While I was in seminary, I worked on a ship at the convergence of the Ohio and Mississippi Rivers. It was a different kind of ship than you might be thinking, though. You probably have in mind that I was on a tug boat. Or a transport/cargo ship. Or maybe even a swashbuckling pirate ship.
But it was something different entirely.
It was a coffee ship.
We’d serve lattes to the most hardened, time-weathered ship captains around. As they boarded our ship after a long trip down the mighty Mississippi, we afforded them luxuries most ships didn’t.
A warm toffee nut latte on a cold February morning.
A shot of our strongest espresso on a lonely, nap-inducing, rainy Sunday afternoon.

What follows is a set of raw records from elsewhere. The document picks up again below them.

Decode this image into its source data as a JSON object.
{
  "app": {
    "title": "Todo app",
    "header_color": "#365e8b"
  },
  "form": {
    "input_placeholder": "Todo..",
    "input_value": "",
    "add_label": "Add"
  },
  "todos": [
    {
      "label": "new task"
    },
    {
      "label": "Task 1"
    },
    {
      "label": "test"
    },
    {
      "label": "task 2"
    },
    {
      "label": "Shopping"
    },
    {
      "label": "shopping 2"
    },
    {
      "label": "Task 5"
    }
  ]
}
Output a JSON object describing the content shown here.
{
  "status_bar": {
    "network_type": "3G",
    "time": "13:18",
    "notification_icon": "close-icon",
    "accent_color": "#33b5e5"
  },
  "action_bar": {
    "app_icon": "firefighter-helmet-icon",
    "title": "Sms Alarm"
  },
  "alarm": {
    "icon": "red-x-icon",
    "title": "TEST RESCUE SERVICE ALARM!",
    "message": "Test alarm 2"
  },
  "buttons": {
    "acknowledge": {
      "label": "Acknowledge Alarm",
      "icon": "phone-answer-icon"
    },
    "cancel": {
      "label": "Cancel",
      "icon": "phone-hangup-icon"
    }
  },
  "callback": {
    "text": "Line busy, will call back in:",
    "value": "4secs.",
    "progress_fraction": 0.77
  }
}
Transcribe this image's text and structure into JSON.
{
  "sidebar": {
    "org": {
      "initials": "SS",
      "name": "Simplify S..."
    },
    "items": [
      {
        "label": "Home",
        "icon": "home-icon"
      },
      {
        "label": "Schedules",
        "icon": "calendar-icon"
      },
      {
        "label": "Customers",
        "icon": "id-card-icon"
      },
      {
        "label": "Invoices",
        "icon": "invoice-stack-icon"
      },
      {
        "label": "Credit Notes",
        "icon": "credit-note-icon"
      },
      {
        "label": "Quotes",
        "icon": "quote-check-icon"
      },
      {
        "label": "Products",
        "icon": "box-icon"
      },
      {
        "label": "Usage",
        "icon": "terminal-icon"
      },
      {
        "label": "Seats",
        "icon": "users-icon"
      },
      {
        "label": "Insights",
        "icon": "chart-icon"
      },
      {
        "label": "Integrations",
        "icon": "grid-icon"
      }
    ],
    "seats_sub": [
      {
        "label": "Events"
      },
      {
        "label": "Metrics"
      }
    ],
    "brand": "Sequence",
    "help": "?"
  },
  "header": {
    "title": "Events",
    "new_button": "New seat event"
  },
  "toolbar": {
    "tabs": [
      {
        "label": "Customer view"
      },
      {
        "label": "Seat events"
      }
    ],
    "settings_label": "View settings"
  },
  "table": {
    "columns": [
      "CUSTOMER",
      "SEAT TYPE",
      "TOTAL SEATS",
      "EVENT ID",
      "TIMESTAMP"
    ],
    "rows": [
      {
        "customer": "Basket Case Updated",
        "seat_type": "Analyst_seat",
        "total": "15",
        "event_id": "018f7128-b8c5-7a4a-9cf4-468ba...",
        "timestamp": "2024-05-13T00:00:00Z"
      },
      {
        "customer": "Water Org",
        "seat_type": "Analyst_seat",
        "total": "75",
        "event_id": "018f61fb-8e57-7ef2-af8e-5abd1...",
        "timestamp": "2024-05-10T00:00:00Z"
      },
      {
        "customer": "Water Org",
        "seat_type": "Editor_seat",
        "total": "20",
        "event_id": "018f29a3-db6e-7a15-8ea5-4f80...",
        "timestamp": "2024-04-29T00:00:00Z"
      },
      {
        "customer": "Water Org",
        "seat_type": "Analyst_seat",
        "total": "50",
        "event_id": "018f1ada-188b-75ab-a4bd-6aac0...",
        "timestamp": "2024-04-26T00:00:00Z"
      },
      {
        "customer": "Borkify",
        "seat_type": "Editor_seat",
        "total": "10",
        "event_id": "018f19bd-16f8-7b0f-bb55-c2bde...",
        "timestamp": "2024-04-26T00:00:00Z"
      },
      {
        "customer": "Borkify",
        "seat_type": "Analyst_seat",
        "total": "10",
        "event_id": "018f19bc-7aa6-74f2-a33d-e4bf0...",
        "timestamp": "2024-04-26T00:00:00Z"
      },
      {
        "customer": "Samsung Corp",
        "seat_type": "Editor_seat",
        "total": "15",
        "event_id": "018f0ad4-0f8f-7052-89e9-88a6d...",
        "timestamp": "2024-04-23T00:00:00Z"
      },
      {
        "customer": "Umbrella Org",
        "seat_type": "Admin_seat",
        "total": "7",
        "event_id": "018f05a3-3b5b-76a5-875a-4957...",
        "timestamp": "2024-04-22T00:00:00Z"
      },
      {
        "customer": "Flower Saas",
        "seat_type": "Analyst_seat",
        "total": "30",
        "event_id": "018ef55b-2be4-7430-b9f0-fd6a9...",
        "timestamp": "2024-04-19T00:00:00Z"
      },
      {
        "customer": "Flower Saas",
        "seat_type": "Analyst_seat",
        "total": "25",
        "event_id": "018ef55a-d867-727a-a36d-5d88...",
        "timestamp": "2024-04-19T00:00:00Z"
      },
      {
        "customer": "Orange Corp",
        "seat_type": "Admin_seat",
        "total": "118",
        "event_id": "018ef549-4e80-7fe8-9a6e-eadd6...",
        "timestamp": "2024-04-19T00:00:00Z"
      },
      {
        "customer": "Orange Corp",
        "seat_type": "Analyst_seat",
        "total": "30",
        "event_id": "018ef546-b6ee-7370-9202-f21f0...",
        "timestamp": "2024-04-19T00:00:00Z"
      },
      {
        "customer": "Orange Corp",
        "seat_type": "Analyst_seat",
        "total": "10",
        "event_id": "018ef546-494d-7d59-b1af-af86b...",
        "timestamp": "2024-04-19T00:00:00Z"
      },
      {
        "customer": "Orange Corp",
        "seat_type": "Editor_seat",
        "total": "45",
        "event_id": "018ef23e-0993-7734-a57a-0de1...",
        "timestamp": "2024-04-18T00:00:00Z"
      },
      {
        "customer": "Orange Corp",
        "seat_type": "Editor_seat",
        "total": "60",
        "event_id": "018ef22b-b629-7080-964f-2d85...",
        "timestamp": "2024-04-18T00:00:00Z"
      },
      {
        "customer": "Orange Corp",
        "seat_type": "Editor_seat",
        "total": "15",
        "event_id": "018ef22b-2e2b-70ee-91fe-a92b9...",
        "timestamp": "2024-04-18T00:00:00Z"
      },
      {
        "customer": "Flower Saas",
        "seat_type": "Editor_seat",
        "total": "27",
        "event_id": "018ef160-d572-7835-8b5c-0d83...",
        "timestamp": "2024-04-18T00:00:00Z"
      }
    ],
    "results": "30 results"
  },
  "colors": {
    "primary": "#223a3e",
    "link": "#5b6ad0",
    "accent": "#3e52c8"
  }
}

An iced caramel mocha on one of those oppressingly hot summer evenings.
A steaming hot cup of the blackest, foulest, most bitter cup of black coffee money could buy.
Midshipmen would gather around the bar and sing the songs of the sea, sloshing their caffeinated beverages to the rhythm of their off-key voices.
Others would wearily wander to the front of the ship, taking in the city scape as the caffeine coursed through their tired veins, giving them energy they hadn’t felt in days. Warming them deep inside their souls. Preparing their hearts and their legs to continue their trek onwards to the next port more than 400 miles further downstream.
It was the stories that made the job interesting. Hearing men tell tales of late-night storms that nearly wrecked their ship. Of having to make up time before their next destination. Of having to force men to walk the plank after stealing from the captain himself.
Or it was just a mis-type that was overlooked by the publishers in my “final” manuscript (here’s a little info on the bonus section). A mis-type that was in the first paragraph of chapter 1.
Good thing we read over it one more time.